In March 1788, Governor Phillip sussed out Broken Bay. I went on about this a bit when I walked Ettalong and Pearl Beach. As well as those two places the other place he landed in Brisbane Water was at St Hubert's. In 1988 (Australia's bicentennial of white settlement) there was a memorial to Phillip bunged up and a celebratory sausage sizzle put on at Long Arm Parade, complete with a costumed re-enactment of the landing. A newspaper report in 1988 says the monument was paid with a Bicentennial grant and the sausage sizzle paid for "by the sale of St Huberts spoons".
Governor Phillip's memorial
Plaque no 1.: "Australia 1788 - 1988 From the State Govt., Gosford City Bicentennial history Subcommittee & the St. Huberts Island Resisents Association an Australian Bicentennial Project To commemorate the nation's Bicentenary in 1988".
Plaque no 2.: "Monday 3rd March, 1788 When the tide had slacken'd we picked up and found several small inlets between mangroves on one of which island we stop'd and pitch'd the tents: had a very hard rain all the morning Lieut. Wm Bradley March, 1788".
Plaque no 3.: "Tuesday, 4th While the tents and clothes were drying... a crab was caught and proved very good AM, at day light proceeded up... we found natives all the way up. Lieut. Wm Bradley March, 1788".

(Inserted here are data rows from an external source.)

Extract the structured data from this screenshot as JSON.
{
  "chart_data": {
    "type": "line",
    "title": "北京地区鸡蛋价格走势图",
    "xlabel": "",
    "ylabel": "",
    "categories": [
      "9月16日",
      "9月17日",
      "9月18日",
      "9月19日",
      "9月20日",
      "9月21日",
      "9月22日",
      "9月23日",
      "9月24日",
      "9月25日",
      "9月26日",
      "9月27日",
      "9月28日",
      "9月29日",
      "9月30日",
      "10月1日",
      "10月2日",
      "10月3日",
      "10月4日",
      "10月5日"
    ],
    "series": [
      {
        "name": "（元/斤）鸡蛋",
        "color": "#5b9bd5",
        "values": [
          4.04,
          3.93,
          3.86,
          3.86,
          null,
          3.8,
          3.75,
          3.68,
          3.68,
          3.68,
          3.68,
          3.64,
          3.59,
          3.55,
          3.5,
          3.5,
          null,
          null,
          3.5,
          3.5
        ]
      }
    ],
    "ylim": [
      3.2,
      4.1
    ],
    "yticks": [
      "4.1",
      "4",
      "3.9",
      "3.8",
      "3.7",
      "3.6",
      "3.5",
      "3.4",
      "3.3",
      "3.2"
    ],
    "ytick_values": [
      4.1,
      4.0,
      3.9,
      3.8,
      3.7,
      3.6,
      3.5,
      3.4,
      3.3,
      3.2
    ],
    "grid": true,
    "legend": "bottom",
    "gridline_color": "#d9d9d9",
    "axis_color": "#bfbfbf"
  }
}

Plaque no 4.: "This plaque was laid on the 3rd of March 1988 to commemorate the landing in this vicinity of Gov. Phillip, Lieut. Hunter and their party on 3rd March 1788".
(Biggest version)
Waterman's Survey 1901. St Hubert's is the one with the red dot on it.
2 comments:
This is the kind of post you can really sink your teeth into! Great stuff. Cool map.
It seems amazing that ol' St. Hubert could have lived to 101 years old back in 8th century. He ought to be the patron saint of longevity as well as hunting.
Thank yer kindly.
Dead right (har har) about Hube. Must've been all that stag chasing in his younger years or summat.